The Diabetes Academy, sponsored by Novo Nordisk, showed the medical staff the recent changes in treating the disease.

“We deal with a lot of kids with diabetes,” said Rebecca Madrid, the district’s nurse manager of health services. “We want the nurses to be familiar with the new treatments out there.”

The staff learned everything from the basics of Type I-II diabetes to meal planning.

“The 70 nursing staff members found value in the information. It increased their knowledge about diabetes,” said Cecilia Sheeren, Novo Nordisk representative.

2015 SISD Nurse Diabetes Training3One of the class highlights was watching Chef Doreen Colondres, a well-known chef on Univision and Fox, create healthy meals without sacrificing taste and how to make quick meals in 20 minutes.
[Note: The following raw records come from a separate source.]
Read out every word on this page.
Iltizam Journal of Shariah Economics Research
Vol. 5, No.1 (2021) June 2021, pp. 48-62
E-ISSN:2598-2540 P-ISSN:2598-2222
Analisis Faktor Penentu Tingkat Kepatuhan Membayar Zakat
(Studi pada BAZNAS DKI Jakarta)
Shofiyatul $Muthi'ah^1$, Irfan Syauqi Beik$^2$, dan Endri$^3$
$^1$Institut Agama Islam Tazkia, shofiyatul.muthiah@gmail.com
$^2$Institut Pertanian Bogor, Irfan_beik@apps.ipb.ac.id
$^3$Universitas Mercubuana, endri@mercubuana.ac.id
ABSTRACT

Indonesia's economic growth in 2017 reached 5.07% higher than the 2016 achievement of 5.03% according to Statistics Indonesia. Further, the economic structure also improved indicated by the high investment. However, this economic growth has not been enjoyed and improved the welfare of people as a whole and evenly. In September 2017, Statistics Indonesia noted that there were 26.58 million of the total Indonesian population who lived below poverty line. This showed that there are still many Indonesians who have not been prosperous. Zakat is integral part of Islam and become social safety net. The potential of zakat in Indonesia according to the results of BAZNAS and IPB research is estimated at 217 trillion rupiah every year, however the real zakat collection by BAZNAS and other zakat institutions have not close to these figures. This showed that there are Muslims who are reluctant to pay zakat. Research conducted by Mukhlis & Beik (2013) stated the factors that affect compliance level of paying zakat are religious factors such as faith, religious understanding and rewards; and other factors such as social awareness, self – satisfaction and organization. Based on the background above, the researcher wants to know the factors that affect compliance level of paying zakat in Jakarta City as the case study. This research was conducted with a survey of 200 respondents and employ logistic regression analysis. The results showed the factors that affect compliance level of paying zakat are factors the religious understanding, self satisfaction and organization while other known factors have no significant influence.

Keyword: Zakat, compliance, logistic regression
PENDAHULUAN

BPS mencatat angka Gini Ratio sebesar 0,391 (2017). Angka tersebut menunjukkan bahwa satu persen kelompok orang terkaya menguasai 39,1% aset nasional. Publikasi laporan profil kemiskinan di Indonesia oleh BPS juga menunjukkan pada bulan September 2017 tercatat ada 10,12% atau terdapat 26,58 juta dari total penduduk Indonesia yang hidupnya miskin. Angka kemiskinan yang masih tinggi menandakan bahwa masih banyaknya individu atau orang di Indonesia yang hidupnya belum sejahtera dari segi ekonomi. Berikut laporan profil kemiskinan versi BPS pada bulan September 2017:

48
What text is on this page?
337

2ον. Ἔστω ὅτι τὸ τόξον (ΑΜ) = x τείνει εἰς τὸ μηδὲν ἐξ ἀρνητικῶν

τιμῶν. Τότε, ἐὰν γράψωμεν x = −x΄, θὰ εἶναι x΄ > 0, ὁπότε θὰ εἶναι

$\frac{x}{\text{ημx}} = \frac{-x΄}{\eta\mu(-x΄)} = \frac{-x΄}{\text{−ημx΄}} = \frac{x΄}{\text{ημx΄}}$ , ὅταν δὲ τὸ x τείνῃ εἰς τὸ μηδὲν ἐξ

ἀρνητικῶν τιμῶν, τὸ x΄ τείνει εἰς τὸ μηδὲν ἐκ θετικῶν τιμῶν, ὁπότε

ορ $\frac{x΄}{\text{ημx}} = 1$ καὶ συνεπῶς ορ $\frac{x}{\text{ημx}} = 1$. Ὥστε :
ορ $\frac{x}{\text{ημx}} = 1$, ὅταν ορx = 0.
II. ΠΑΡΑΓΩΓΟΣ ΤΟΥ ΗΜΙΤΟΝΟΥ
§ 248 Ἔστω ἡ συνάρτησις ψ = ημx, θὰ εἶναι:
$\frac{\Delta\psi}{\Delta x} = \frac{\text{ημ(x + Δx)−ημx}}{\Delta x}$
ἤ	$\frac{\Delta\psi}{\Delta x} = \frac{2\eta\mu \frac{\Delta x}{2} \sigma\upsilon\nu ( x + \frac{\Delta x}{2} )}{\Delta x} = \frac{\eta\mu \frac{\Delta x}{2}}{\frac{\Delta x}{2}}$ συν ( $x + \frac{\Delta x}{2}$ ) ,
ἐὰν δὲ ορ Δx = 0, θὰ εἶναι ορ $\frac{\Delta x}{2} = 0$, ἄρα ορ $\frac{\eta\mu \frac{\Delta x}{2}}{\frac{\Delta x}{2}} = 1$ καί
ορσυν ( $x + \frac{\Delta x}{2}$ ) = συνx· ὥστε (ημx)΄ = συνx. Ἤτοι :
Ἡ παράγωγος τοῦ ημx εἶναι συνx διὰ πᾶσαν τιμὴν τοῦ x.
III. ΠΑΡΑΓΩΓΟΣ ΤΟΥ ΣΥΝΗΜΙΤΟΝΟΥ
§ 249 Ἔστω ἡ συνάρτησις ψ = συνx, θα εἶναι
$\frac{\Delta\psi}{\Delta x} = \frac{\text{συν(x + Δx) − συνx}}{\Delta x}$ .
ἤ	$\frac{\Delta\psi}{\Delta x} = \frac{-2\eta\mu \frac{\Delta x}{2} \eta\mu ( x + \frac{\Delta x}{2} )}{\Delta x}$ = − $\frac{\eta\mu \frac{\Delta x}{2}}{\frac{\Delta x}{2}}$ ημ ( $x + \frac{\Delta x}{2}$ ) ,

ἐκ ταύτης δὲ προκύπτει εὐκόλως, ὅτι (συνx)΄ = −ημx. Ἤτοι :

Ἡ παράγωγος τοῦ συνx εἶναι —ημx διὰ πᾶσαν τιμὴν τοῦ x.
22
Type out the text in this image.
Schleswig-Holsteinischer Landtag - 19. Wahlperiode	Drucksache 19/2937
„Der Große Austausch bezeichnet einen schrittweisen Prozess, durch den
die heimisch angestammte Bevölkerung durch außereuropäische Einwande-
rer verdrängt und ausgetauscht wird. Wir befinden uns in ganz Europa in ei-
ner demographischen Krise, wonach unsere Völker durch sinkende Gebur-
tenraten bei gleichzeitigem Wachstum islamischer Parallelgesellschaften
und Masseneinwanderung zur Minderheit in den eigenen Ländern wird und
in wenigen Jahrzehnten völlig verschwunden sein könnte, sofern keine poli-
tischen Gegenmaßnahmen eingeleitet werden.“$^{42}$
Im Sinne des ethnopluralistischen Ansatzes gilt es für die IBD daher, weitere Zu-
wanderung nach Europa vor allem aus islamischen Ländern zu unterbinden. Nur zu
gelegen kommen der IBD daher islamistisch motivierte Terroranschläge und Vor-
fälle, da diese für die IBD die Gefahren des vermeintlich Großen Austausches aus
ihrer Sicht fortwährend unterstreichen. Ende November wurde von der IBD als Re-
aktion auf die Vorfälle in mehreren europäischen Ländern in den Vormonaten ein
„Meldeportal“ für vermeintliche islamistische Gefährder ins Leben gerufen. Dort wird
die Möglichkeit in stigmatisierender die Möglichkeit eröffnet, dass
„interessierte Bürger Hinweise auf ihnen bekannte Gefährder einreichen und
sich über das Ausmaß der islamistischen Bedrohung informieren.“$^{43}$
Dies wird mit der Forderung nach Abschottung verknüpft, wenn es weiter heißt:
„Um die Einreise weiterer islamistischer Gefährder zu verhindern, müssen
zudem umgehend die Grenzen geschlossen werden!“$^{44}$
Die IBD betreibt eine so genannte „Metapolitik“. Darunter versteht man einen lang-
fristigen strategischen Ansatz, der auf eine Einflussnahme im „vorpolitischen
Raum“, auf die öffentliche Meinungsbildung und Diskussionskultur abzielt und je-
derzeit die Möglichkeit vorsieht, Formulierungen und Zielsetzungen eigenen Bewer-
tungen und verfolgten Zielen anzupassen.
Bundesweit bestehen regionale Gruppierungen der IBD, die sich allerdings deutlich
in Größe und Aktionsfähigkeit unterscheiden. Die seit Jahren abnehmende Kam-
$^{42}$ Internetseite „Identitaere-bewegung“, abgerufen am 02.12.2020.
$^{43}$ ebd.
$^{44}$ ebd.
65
The chef, who says cooking is relaxing, healthy and fun, demonstrated a quick meal. It included Peruvian chicken with pearl quinoa and a strawberry spinach salad. The dish also was recreated by Super Chef, a local catering company, and served during lunch.

“Healthy doesn’t mean boring,” Colondres said. “It’s about using fresh ingredients as part of a meal. Anyone can do this.”

Priscilla Hernandez, nurse at James P. Butler Elementary School, said the training was helpful. It gave her perspective on the disease.

“The more educated I can get, the better resource I can be for the teachers, students and staff,” Hernandez said. “I see students with diabetes on a daily basis. This was great training.”